Group Counseling; Focus on HIV
Montefiore’s Positively Smoke Free (PSF) program is designed specifically for HIV-infected smokers. Participants attend eight 90-minute group sessions of six to eight people led by a psychologist and a specially trained HIV-infected ex-smoker.
The program “targets the unique concerns and issues that pertain to smoking in the setting of a life with HIV,” said Dr. Shuter. Those include highlighting adverse effects of smoking that are unique to people with HIV; dispelling myths about the "benefits" of smoking for people living with HIV; comparing smoking to high-risk situations pertaining to HIV; and contrasting smoking cessation “relapses” with ART adherence.

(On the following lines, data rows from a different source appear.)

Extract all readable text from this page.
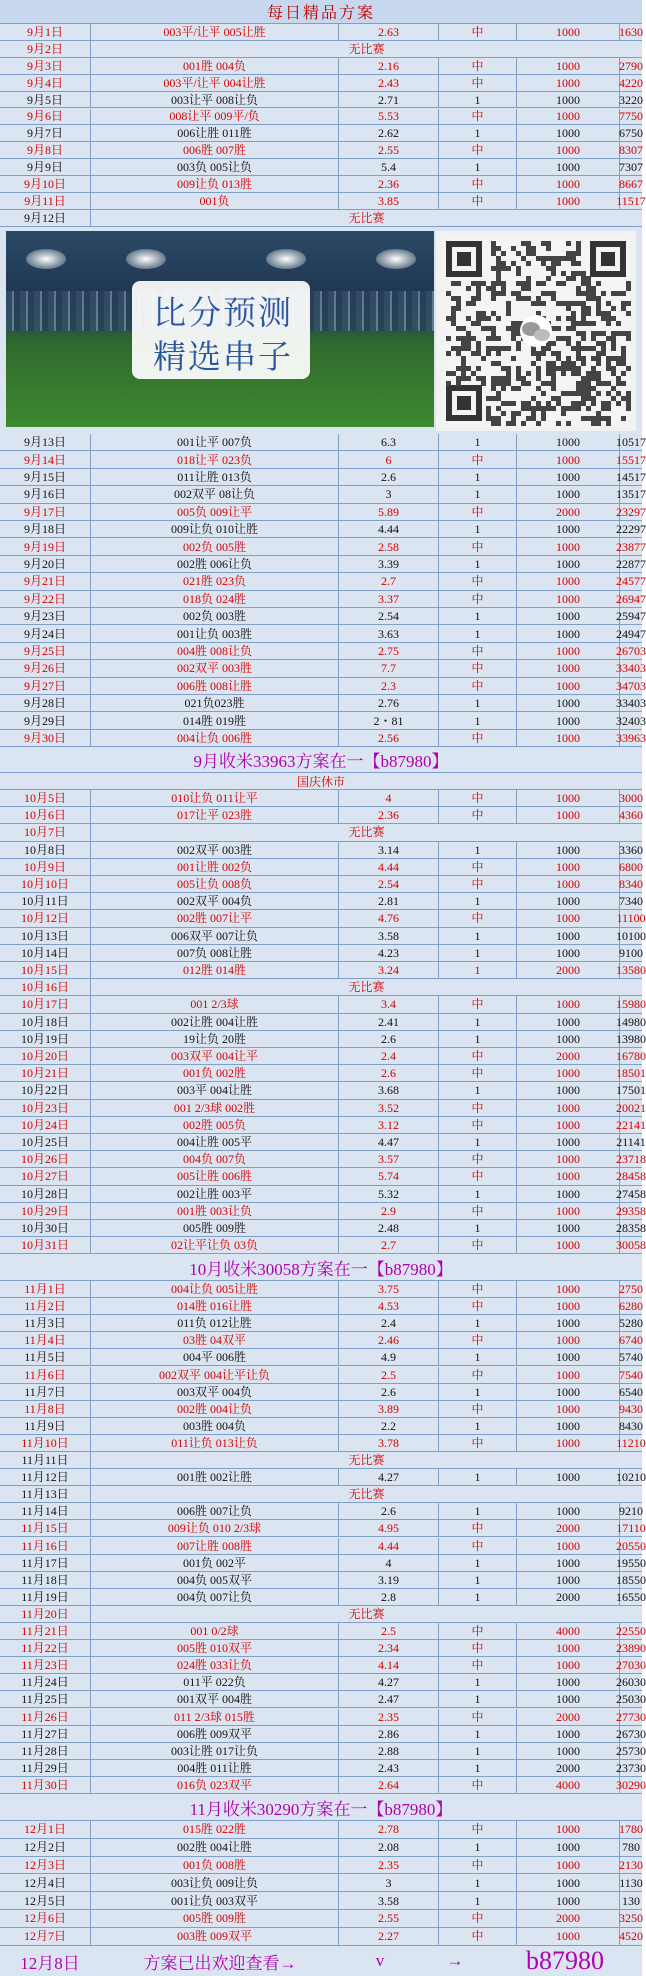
每日精品方案
9月1日	003平/让平 005让胜	2.63	中	1000	1630
9月2日	无比赛
9月3日	001胜 004负	2.16	中	1000	2790
9月4日	003平/让平 004让胜	2.43	中	1000	4220
9月5日	003让平 008让负	2.71	1	1000	3220
9月6日	008让平 009平/负	5.53	中	1000	7750
9月7日	006让胜 011胜	2.62	1	1000	6750
9月8日	006胜 007胜	2.55	中	1000	8307
9月9日	003负 005让负	5.4	1	1000	7307
9月10日	009让负 013胜	2.36	中	1000	8667
9月11日	001负	3.85	中	1000	11517
9月12日	无比赛
比分预测
精选串子
9月13日	001让平 007负	6.3	1	1000	10517
9月14日	018让平 023负	6	中	1000	15517
9月15日	011让胜 013负	2.6	1	1000	14517
9月16日	002双平 08让负	3	1	1000	13517
9月17日	005负 009让平	5.89	中	2000	23297
9月18日	009让负 010让胜	4.44	1	1000	22297
9月19日	002负 005胜	2.58	中	1000	23877
9月20日	002胜 006让负	3.39	1	1000	22877
9月21日	021胜 023负	2.7	中	1000	24577
9月22日	018负 024胜	3.37	中	1000	26947
9月23日	002负 003胜	2.54	1	1000	25947
9月24日	001让负 003胜	3.63	1	1000	24947
9月25日	004胜 008让负	2.75	中	1000	26703
9月26日	002双平 003胜	7.7	中	1000	33403
9月27日	006胜 008让胜	2.3	中	1000	34703
9月28日	021负023胜	2.76	1	1000	33403
9月29日	014胜 019胜	2・81	1	1000	32403
9月30日	004让负 006胜	2.56	中	1000	33963
9月收米33963方案在一【b87980】
国庆休市
10月5日	010让负 011让平	4	中	1000	3000
10月6日	017让平 023胜	2.36	中	1000	4360
10月7日	无比赛
10月8日	002双平 003胜	3.14	1	1000	3360
10月9日	001让胜 002负	4.44	中	1000	6800
10月10日	005让负 008负	2.54	中	1000	8340
10月11日	002双平 004负	2.81	1	1000	7340
10月12日	002胜 007让平	4.76	中	1000	11100
10月13日	006双平 007让负	3.58	1	1000	10100
10月14日	007负 008让胜	4.23	1	1000	9100
10月15日	012胜 014胜	3.24	1	2000	13580
10月16日	无比赛
10月17日	001 2/3球	3.4	中	1000	15980
10月18日	002让胜 004让胜	2.41	1	1000	14980
10月19日	19让负 20胜	2.6	1	1000	13980
10月20日	003双平 004让平	2.4	中	2000	16780
10月21日	001负 002胜	2.6	中	1000	18501
10月22日	003平 004让胜	3.68	1	1000	17501
10月23日	001 2/3球 002胜	3.52	中	1000	20021
10月24日	002胜 005负	3.12	中	1000	22141
10月25日	004让胜 005平	4.47	1	1000	21141
10月26日	004负 007负	3.57	中	1000	23718
10月27日	005让胜 006胜	5.74	中	1000	28458
10月28日	002让胜 003平	5.32	1	1000	27458
10月29日	001胜 003让负	2.9	中	1000	29358
10月30日	005胜 009胜	2.48	1	1000	28358
10月31日	02让平让负 03负	2.7	中	1000	30058
10月收米30058方案在一【b87980】
11月1日	004让负 005让胜	3.75	中	1000	2750
11月2日	014胜 016让胜	4.53	中	1000	6280
11月3日	011负 012让胜	2.4	1	1000	5280
11月4日	03胜 04双平	2.46	中	1000	6740
11月5日	004平 006胜	4.9	1	1000	5740
11月6日	002双平 004让平让负	2.5	中	1000	7540
11月7日	003双平 004负	2.6	1	1000	6540
11月8日	002胜 004让负	3.89	中	1000	9430
11月9日	003胜 004负	2.2	1	1000	8430
11月10日	011让负 013让负	3.78	中	1000	11210
11月11日	无比赛
11月12日	001胜 002让胜	4.27	1	1000	10210
11月13日	无比赛
11月14日	006胜 007让负	2.6	1	1000	9210
11月15日	009让负 010 2/3球	4.95	中	2000	17110
11月16日	007让胜 008胜	4.44	中	1000	20550
11月17日	001负 002平	4	1	1000	19550
11月18日	004负 005双平	3.19	1	1000	18550
11月19日	004负 007让负	2.8	1	2000	16550
11月20日	无比赛
11月21日	001 0/2球	2.5	中	4000	22550
11月22日	005胜 010双平	2.34	中	1000	23890
11月23日	024胜 033让负	4.14	中	1000	27030
11月24日	011平 022负	4.27	1	1000	26030
11月25日	001双平 004胜	2.47	1	1000	25030
11月26日	011 2/3球 015胜	2.35	中	2000	27730
11月27日	006胜 009双平	2.86	1	1000	26730
11月28日	003让胜 017让负	2.88	1	1000	25730
11月29日	004胜 011让胜	2.43	1	2000	23730
11月30日	016负 023双平	2.64	中	4000	30290
11月收米30290方案在一【b87980】
12月1日	015胜 022胜	2.78	中	1000	1780
12月2日	002胜 004让胜	2.08	1	1000	780
12月3日	001负 008胜	2.35	中	1000	2130
12月4日	003让负 009让负	3	1	1000	1130
12月5日	001让负 003双平	3.58	1	1000	130
12月6日	005胜 009胜	2.55	中	2000	3250
12月7日	003胜 009双平	2.27	中	1000	4520
12月8日	方案已出欢迎查看→	v	→	b87980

The presence of a peer counselor is particularly important to the program’s success, Dr. Shuter said. The counselor “can identify with many of the issues that come up around the table and participants can identify with him or her."
The group aspect also helps. “Patients with HIV are accustomed to support groups, so the idea of them supporting each other to quit smoking isn’t such a novel idea.”

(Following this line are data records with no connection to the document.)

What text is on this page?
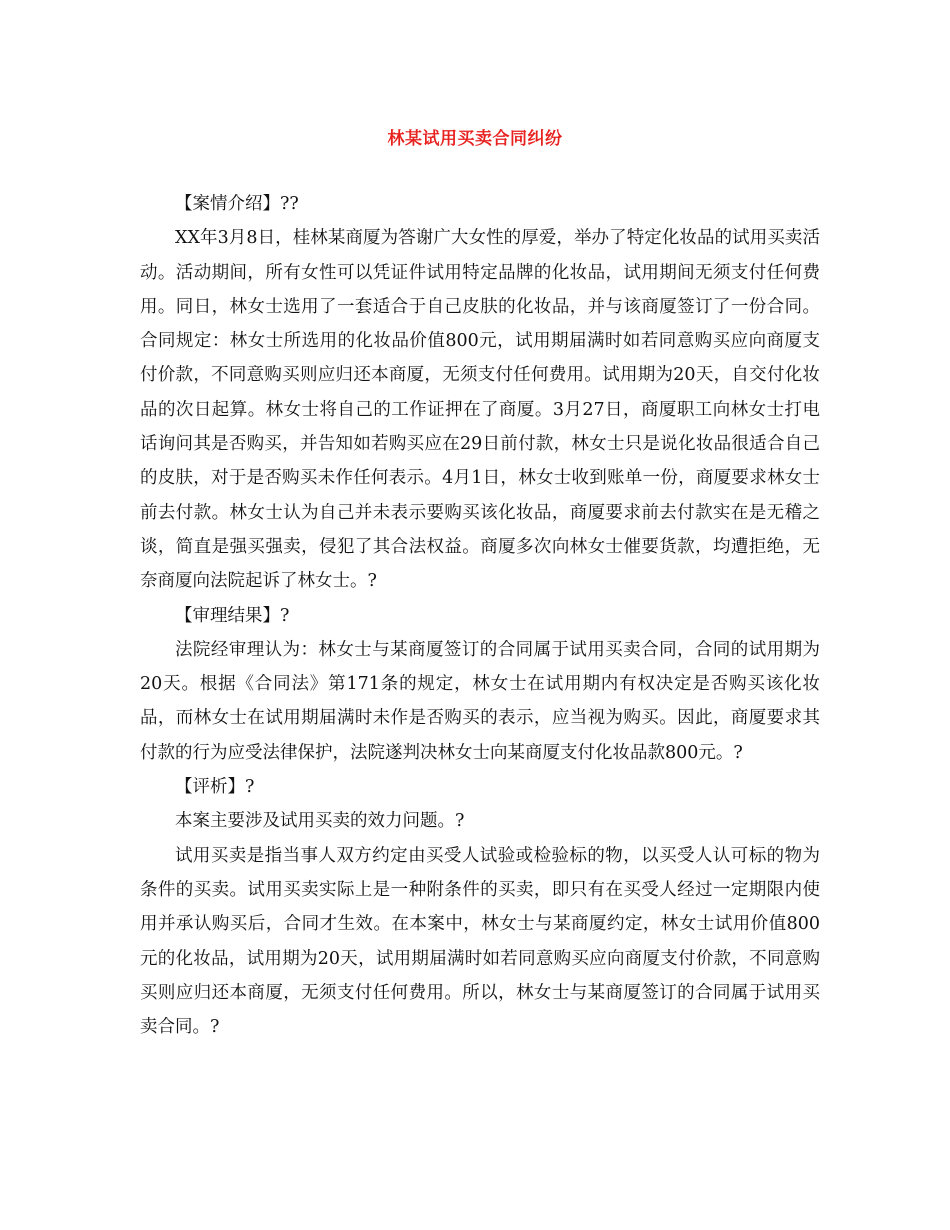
林某试用买卖合同纠纷

【案情介绍】??

XX年3月8日，桂林某商厦为答谢广大女性的厚爱，举办了特定化妆品的试用买卖活动。活动期间，所有女性可以凭证件试用特定品牌的化妆品，试用期间无须支付任何费用。同日，林女士选用了一套适合于自己皮肤的化妆品，并与该商厦签订了一份合同。合同规定：林女士所选用的化妆品价值800元，试用期届满时如若同意购买应向商厦支付价款，不同意购买则应归还本商厦，无须支付任何费用。试用期为20天，自交付化妆品的次日起算。林女士将自己的工作证押在了商厦。3月27日，商厦职工向林女士打电话询问其是否购买，并告知如若购买应在29日前付款，林女士只是说化妆品很适合自己的皮肤，对于是否购买未作任何表示。4月1日，林女士收到账单一份，商厦要求林女士前去付款。林女士认为自己并未表示要购买该化妆品，商厦要求前去付款实在是无稽之谈，简直是强买强卖，侵犯了其合法权益。商厦多次向林女士催要货款，均遭拒绝，无奈商厦向法院起诉了林女士。?

【审理结果】?

法院经审理认为：林女士与某商厦签订的合同属于试用买卖合同，合同的试用期为20天。根据《合同法》第171条的规定，林女士在试用期内有权决定是否购买该化妆品，而林女士在试用期届满时未作是否购买的表示，应当视为购买。因此，商厦要求其付款的行为应受法律保护，法院遂判决林女士向某商厦支付化妆品款800元。?

【评析】?

本案主要涉及试用买卖的效力问题。?

试用买卖是指当事人双方约定由买受人试验或检验标的物，以买受人认可标的物为条件的买卖。试用买卖实际上是一种附条件的买卖，即只有在买受人经过一定期限内使用并承认购买后，合同才生效。在本案中，林女士与某商厦约定，林女士试用价值800元的化妆品，试用期为20天，试用期届满时如若同意购买应向商厦支付价款，不同意购买则应归还本商厦，无须支付任何费用。所以，林女士与某商厦签订的合同属于试用买卖合同。?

“One thing we do that I’m proud of is that we don’t harp on all the negatives of smoking,” said Dr. Shuter. “We try to introduce the idea that living with HIV can be a real positive in one’s attempt to get off this addiction and emphasize the fact that people in the HIV-infected community are champions at beating addiction and improving their health. We tell them that you’re great at taking measures to improve your health and this is one more activity that fits with that theme.”
Counselors must have been smoke-free for at least a year and have experience participating in support groups. To date, two peer counselors, both patients at the Montefiore clinic, have undergone the intensive, five-day training course.
Given the success of the pilot, Montefiore recently received a five-year, $3.7 million grant from the National Institute on Drug Abuse to investigate the program. The trial will compare the PFS approach to the current standard of care. All participants will also be offered pharmacotherapy in the form of nicotine replacement products and medication.
Since the PFS curriculum is not publically available yet, Dr. Shuter has his own recommendations to increase quit rates in this population. “I’ve gotten more than one patient to quit by dialing the quit line and handing him the phone while I type up my notes,” he said. “Busy clinicians don’t have time or expertise to counsel patients about quitting but we have quit lines in all 50 states.”
He also recommends that clinicians make a specific appointment to discuss smoking cessation with the patient, rather than making it just one item in a long list of issues during a typical office visit. “That’s a completely legitimate medical visit,” he said.